Ash Wednesday, 2013
Introit: Psalm 51:1-3, 10-12
Old Testament: Joel 2:12-19
Epistle: 2 Corinthians 5: 20-6:10
Gospel Reading: Matthew 6:1-6, 16-21
Christ, the Savior
1 John 4:14
Grace, Mercy and Peace are yours from God our Father and our Lord Jesus Christ!
1 John 4:14
And we have seen and testify that the Father has sent his Son to be the Savior of the world.
Today we begin Lent. Lent is more than just a time to do things differently, although we will, if you notice there will be things done differently in the liturgy of the church and other church practices. Lent is more than just a time to fast or to give up something, although that can be a good practice, with a long standing tradition behind it in Christianity. Lent is more than just a sad time to be sorry about all our sins and upset that we can never seem to do any better. Lent -- like all the seasons of the church year, like every other day of the year – Lent is a time for us to think of Jesus.
This Lent on Wednesdays we will be thinking of Jesus by using these titles that you see hanging around in the sanctuary. Each Wednesday evening we will hear a passage from the Passion of our Lord Jesus and we will then meditate on one of these titles that describe who Jesus is and what He does for us.
Savior, Servant, Son, Prophet, Priest and King.
Jesus is all of those. Those words describe who He is and what He does for us. For us – is a key phrase there.
How we call someone, depends on who they are to us. There are very few people in this country who call Obama, “Barak”. We refer to him as President Obama. Those given the opportunity to speak to him, address him as Mr. President.
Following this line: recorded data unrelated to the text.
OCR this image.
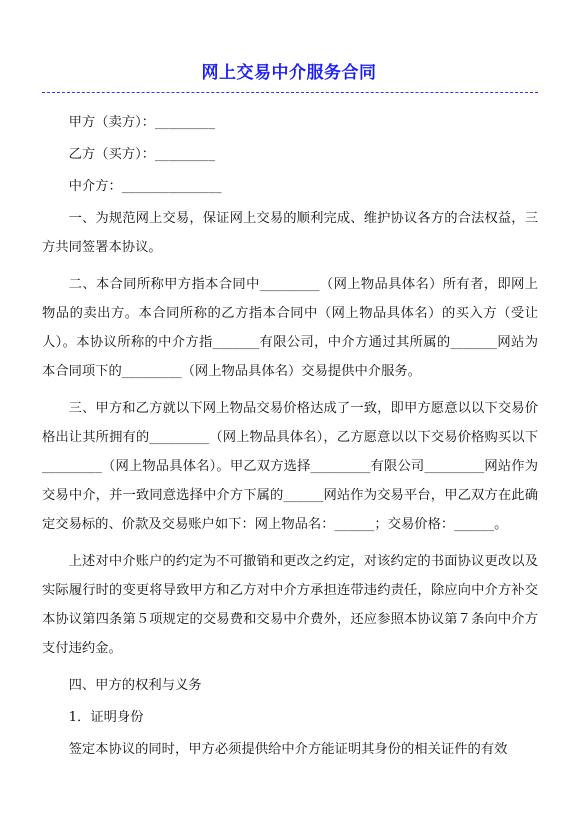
网上交易中介服务合同
甲方（卖方）：_________
乙方（买方）：_________
中介方：_______________

一、为规范网上交易，保证网上交易的顺利完成、维护协议各方的合法权益，三方共同签署本协议。

二、本合同所称甲方指本合同中_________（网上物品具体名）所有者，即网上物品的卖出方。本合同所称的乙方指本合同中（网上物品具体名）的买入方（受让人）。本协议所称的中介方指_______有限公司，中介方通过其所属的_______网站为本合同项下的_________（网上物品具体名）交易提供中介服务。

三、甲方和乙方就以下网上物品交易价格达成了一致，即甲方愿意以以下交易价格出让其所拥有的_________（网上物品具体名），乙方愿意以以下交易价格购买以下_________（网上物品具体名）。甲乙双方选择_________有限公司_________网站作为交易中介，并一致同意选择中介方下属的______网站作为交易平台，甲乙双方在此确定交易标的、价款及交易账户如下：网上物品名：______；交易价格：______。

上述对中介账户的约定为不可撤销和更改之约定，对该约定的书面协议更改以及实际履行时的变更将导致甲方和乙方对中介方承担连带违约责任，除应向中介方补交本协议第四条第５项规定的交易费和交易中介费外，还应参照本协议第７条向中介方支付违约金。

四、甲方的权利与义务
1．证明身份
签定本协议的同时，甲方必须提供给中介方能证明其身份的相关证件的有效
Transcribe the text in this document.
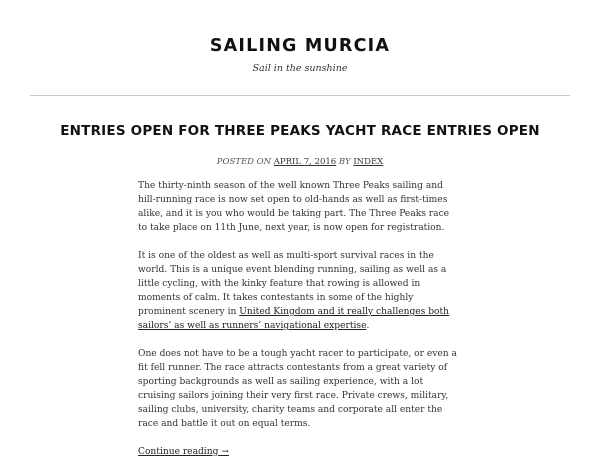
SAILING MURCIA

Sail in the sunshine

ENTRIES OPEN FOR THREE PEAKS YACHT RACE ENTRIES OPEN
POSTED ON APRIL 7, 2016 BY INDEX

The thirty-ninth season of the well known Three Peaks sailing and hill-running race is now set open to old-hands as well as first-times alike, and it is you who would be taking part. The Three Peaks race to take place on 11th June, next year, is now open for registration.

It is one of the oldest as well as multi-sport survival races in the world. This is a unique event blending running, sailing as well as a little cycling, with the kinky feature that rowing is allowed in moments of calm. It takes contestants in some of the highly prominent scenery in United Kingdom and it really challenges both sailors’ as well as runners’ navigational expertise.

One does not have to be a tough yacht racer to participate, or even a fit fell runner. The race attracts contestants from a great variety of sporting backgrounds as well as sailing experience, with a lot cruising sailors joining their very first race. Private crews, military, sailing clubs, university, charity teams and corporate all enter the race and battle it out on equal terms.

Continue reading →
The same with Governor Brandstad or Senator Grassley, or my dentist, Dr. Smith, the titles by which we call them, describe their role for us.
The point is that these words, these titles that we have for Jesus are good in showing us what Jesus is to us.
Tonight we start with Savior. That is what we, the baptized know Him as.
The world will know Him on the last day as the Judge who comes for all the living and all the dead.
The scoffers know Him as a man of his times, perhaps he contributed a lot to this planet for a while, but he’s becoming less and less significant in this new world.
There may be some who think of Him as a difficult boss – a demanding slave driver – whom they can never hope to please.
But we who have been baptized into Christ know Him as our Savior.
Behold, now is the favorable time; behold, now is the day of salvation. 2 Corinthians 6
We the baptized can say that everyday. When we hear the Lord’s word, when we eat at His table here,”Now is the day of salvation.” On holy days like today or on mundane days like tomorrow; when we go about our daily routines with comforting trust that our Savior goes with us, we can say, “Now is the day of salvation.”
Tonight, let’s get this Lenten season off right.
The prayers and Scripture readings for Ash Wednesday remind us what our purpose here tonight is: repentance. The Lord calls us to that, as in our Old Testament reading from Joel: "Yet even now," declares the Lord, "return to me with all your heart, with fasting, with weeping, and with mourning; [Return to the Lord, your God, for he is gracious and merciful, slow to anger, and abounding in steadfast love.”
Lent is a season of repentance; a time for us to repent.
Hear it again, “Repent!”
Not Repent!, so you don’t get caught.
Not Repent!, so you can get the Lord off your back.
Not Repent!, merely to improve yourself. Our religion is not about mere self-improvement. Our religion is Life. Which, come to think of it, that’s another title of Jesus for us. He says, I am the Way and the Truth and the Life. There’s so many titles for Jesus, we won’t have time this time around for them all.
Martin Luther, started his famous 95 theses, with this first one Our Lord and Master Jesus Christ, when He said do penance, willed that the whole life of believers should be repentance.
As you listen to the word of God, it will lead you to that life of repentance. True repentance. And true repentance is not just regret and remorse, wishing that you hadn’t messed up that badly.
True repentance includes two things: both sorrow for our sin and trust in our Savior.
The reason to repent is so you will trust in your Savior.
The reason to put black on today, is to build in us that desire for the glorious white and lilies of Easter.
The reason to mourn, says God in Joel’s reading, is so that you will turn to the Lord for forgiveness and salvation.
True repentance leads us to an accurate assessment of our sinful actions, words and deeds. By prayerfully going through the ten commandments we see and hear where we have fallen short of the will of God. But then True repentance for us who call Jesus, Savior, leads us to the cross and the comfort of knowing that there is where our sins go, onto His beaten shoulders, into His holy wounds.
Each week as we meditate on each of these words, my hope is that the one word at a time will stick in your minds and in your hearts for a few days. Think on it in the days following these services. Mention it in your prayers. Call on Jesus with these words.
Like this, “Dear Jesus, thank you for saving me by your suffering and death on the cross. I admit, that I need saving. Thank you for being my Savior.
Now Savior, open my eyes, to show me things the way you see them.
Show me my problems. My sins, they are a problem, worth your suffering over.
Show me your goodness, your righteousness, worth seeking, worth going out of the way for.